Dalam konteks perdebatan mengenai regulasi kemasan makanan di Indonesia, Ketua PWI Jaya, Sayid Iskandarsyah, menekankan pentingnya pendekatan yang komprehensif. Dia berpendapat bahwa kebijakan semacam ini tidak dapat hanya membidik satu produk saja, melainkan harus memperhitungkan semua aspek yang terlibat.
Namun, apakah rencana regulasi BPOM mengenai pelabelan BPA pada kemasan makanan benar-benar merata? Mari kita simak kesimpulan dari pandangan beragam ahli dan pemangku kepentingan.
Ketua PWI Jaya: Regulasi Kemasan Makanan Harus Merata dan Adil
Ketua PWI Jaya, Sayid Iskandarsyah, menyampaikan pendapatnya tentang regulasi kemasan makanan dengan gaya yang sangat manusiawi. Menurut beliau, tidak cukup hanya mengatur satu jenis produk secara terpisah; regulasi harus merangkul semua aspek.
Di samping itu, penting untuk menerapkan standar kesehatan yang ada di Indonesia secara adil, terutama ketika melibatkan perlindungan konsumen. Sayid mengungkapkan bahwa kebijakan yang akan datang pasti akan mengundang beragam pendapat di masyarakat.
Dia menekankan bahwa regulasi yang diterapkan haruslah berpihak pada kepentingan umum, bukan kelompok atau pengusaha tertentu. Ini adalah tanggapan atas rencana Badan Pengawasan Obat dan Makanan (BPOM) untuk menerbitkan kebijakan pelabelan BPA pada kemasan galon.
Menurut Sayid, pelabelan BPA harus diterapkan secara merata, tidak hanya pada kemasan galon, tetapi juga pada jenis kemasan lain yang mengandung BPA, sesuai dengan regulasi yang akan dibuat oleh BPOM.
Dia menyatakan, “Saya menyarankan agar semua kemasan, termasuk plastik dan kaleng, yang mengandung BPA, harus diberi label oleh BPOM.”

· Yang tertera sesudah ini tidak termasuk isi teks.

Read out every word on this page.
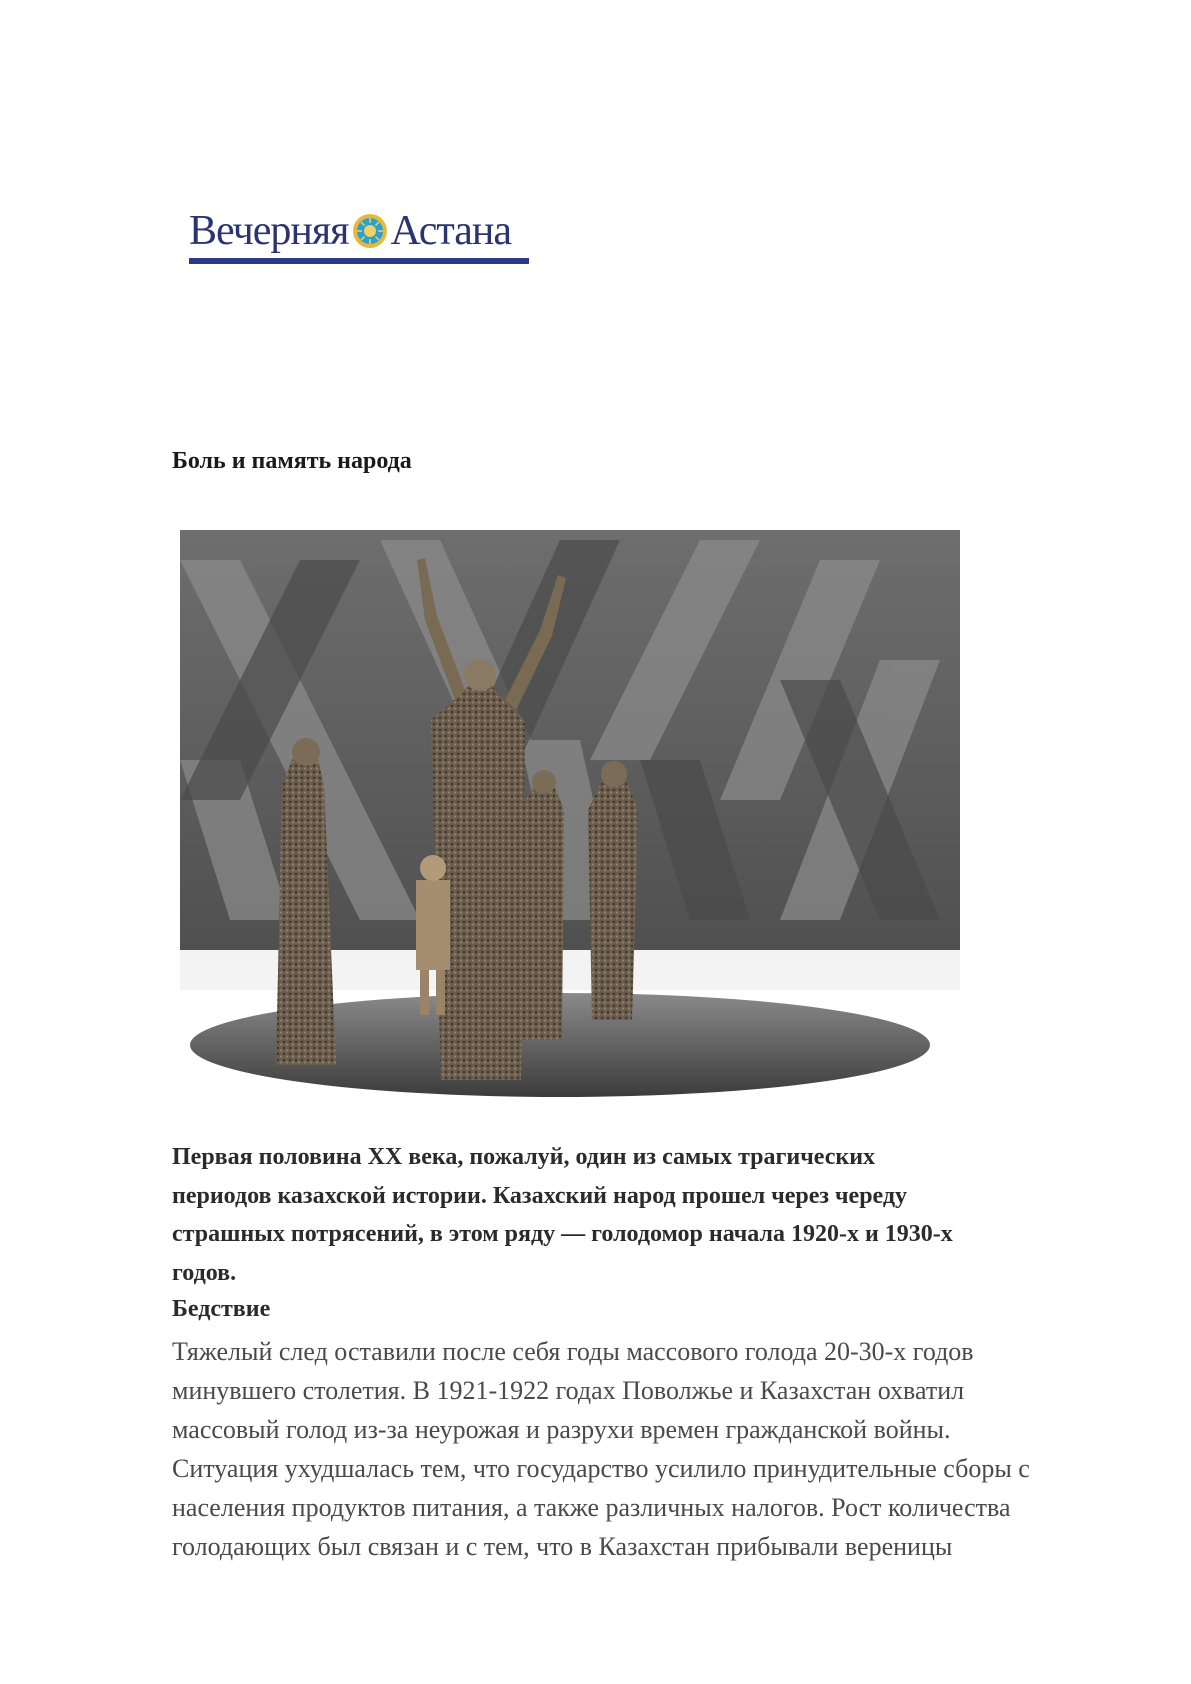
Вечерняя Астана
Боль и память народа

Первая половина XX века, пожалуй, один из самых трагических
периодов казахской истории. Казахский народ прошел через череду
страшных потрясений, в этом ряду — голодомор начала 1920-х и 1930-х
годов.

Бедствие

Тяжелый след оставили после себя годы массового голода 20-30-х годов
минувшего столетия. В 1921-1922 годах Поволжье и Казахстан охватил
массовый голод из-за неурожая и разрухи времен гражданской войны.
Ситуация ухудшалась тем, что государство усилило принудительные сборы с
населения продуктов питания, а также различных налогов. Рост количества
голодающих был связан и с тем, что в Казахстан прибывали вереницы
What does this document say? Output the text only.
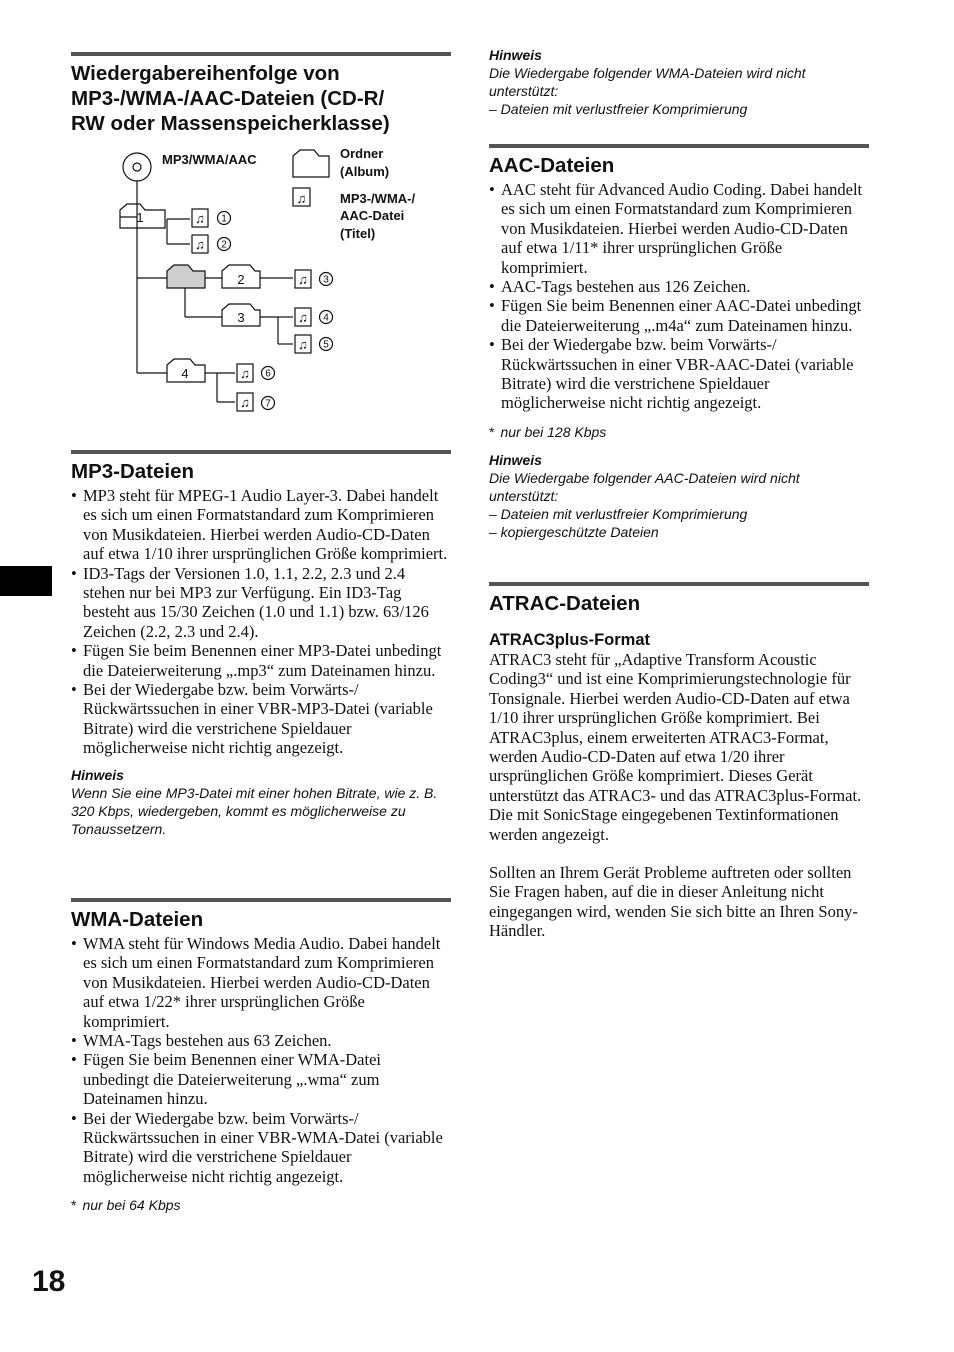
Wiedergabereihenfolge von
MP3-/WMA-/AAC-Dateien (CD-R/
RW oder Massenspeicherklasse)
♫
♫
♫
♫
♫
♫
♫
♫
MP3/WMA/AAC	Ordner
(Album)
MP3-/WMA-/
AAC-Datei
(Titel)
1
2
3
4
1
2
3
4
5
6
7
MP3-Dateien
• MP3 steht für MPEG-1 Audio Layer-3. Dabei handelt es sich um einen Formatstandard zum Komprimieren von Musikdateien. Hierbei werden Audio-CD-Daten auf etwa 1/10 ihrer ursprünglichen Größe komprimiert.
• ID3-Tags der Versionen 1.0, 1.1, 2.2, 2.3 und 2.4 stehen nur bei MP3 zur Verfügung. Ein ID3-Tag besteht aus 15/30 Zeichen (1.0 und 1.1) bzw. 63/126 Zeichen (2.2, 2.3 und 2.4).
• Fügen Sie beim Benennen einer MP3-Datei unbedingt die Dateierweiterung „.mp3“ zum Dateinamen hinzu.
• Bei der Wiedergabe bzw. beim Vorwärts-/ Rückwärtssuchen in einer VBR-MP3-Datei (variable Bitrate) wird die verstrichene Spieldauer möglicherweise nicht richtig angezeigt.
Hinweis
Wenn Sie eine MP3-Datei mit einer hohen Bitrate, wie z. B. 320 Kbps, wiedergeben, kommt es möglicherweise zu Tonaussetzern.
WMA-Dateien
• WMA steht für Windows Media Audio. Dabei handelt es sich um einen Formatstandard zum Komprimieren von Musikdateien. Hierbei werden Audio-CD-Daten auf etwa 1/22* ihrer ursprünglichen Größe komprimiert.
• WMA-Tags bestehen aus 63 Zeichen.
• Fügen Sie beim Benennen einer WMA-Datei unbedingt die Dateierweiterung „.wma“ zum Dateinamen hinzu.
• Bei der Wiedergabe bzw. beim Vorwärts-/ Rückwärtssuchen in einer VBR-WMA-Datei (variable Bitrate) wird die verstrichene Spieldauer möglicherweise nicht richtig angezeigt.
* nur bei 64 Kbps
Hinweis
Die Wiedergabe folgender WMA-Dateien wird nicht unterstützt:
– Dateien mit verlustfreier Komprimierung
AAC-Dateien
• AAC steht für Advanced Audio Coding. Dabei handelt es sich um einen Formatstandard zum Komprimieren von Musikdateien. Hierbei werden Audio-CD-Daten auf etwa 1/11* ihrer ursprünglichen Größe komprimiert.
• AAC-Tags bestehen aus 126 Zeichen.
• Fügen Sie beim Benennen einer AAC-Datei unbedingt die Dateierweiterung „.m4a“ zum Dateinamen hinzu.
• Bei der Wiedergabe bzw. beim Vorwärts-/ Rückwärtssuchen in einer VBR-AAC-Datei (variable Bitrate) wird die verstrichene Spieldauer möglicherweise nicht richtig angezeigt.
* nur bei 128 Kbps
Hinweis
Die Wiedergabe folgender AAC-Dateien wird nicht unterstützt:
– Dateien mit verlustfreier Komprimierung
– kopiergeschützte Dateien
ATRAC-Dateien
ATRAC3plus-Format

ATRAC3 steht für „Adaptive Transform Acoustic Coding3“ und ist eine Komprimierungstechnologie für Tonsignale. Hierbei werden Audio-CD-Daten auf etwa 1/10 ihrer ursprünglichen Größe komprimiert. Bei ATRAC3plus, einem erweiterten ATRAC3-Format, werden Audio-CD-Daten auf etwa 1/20 ihrer ursprünglichen Größe komprimiert. Dieses Gerät unterstützt das ATRAC3- und das ATRAC3plus-Format.

Die mit SonicStage eingegebenen Textinformationen werden angezeigt.

Sollten an Ihrem Gerät Probleme auftreten oder sollten Sie Fragen haben, auf die in dieser Anleitung nicht eingegangen wird, wenden Sie sich bitte an Ihren Sony-Händler.

18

Sementara itu, dia juga mengingatkan bahwa sampai saat ini tidak ada informasi yang mengindikasikan adanya kandungan BPA dalam kemasan makanan yang melebihi ambang batas yang aman. Dengan kata lain, kemasan makanan yang ada saat ini masih aman digunakan oleh masyarakat.
Pendapat Ahli dan Pemangku Kepentingan Mengenai Kebijakan BPOM Terkait BPA
Namun, Sayid juga menunjukkan bahwa definisi ‘aman’ ini perlu diklarifikasi lebih lanjut oleh para ahli, termasuk parameter keamanannya.
Sahid Hadi, seorang peneliti Bisnis dan HAM dari Pusat Studi Hak Asasi Manusia UII, mengingatkan agar kebijakan yang akan diterapkan tidak diskriminatif dan harus memberikan kepastian layanan kesehatan kepada seluruh masyarakat. Dia menekankan bahwa kebijakan ini tidak boleh menghasilkan persaingan bisnis yang tidak sehat.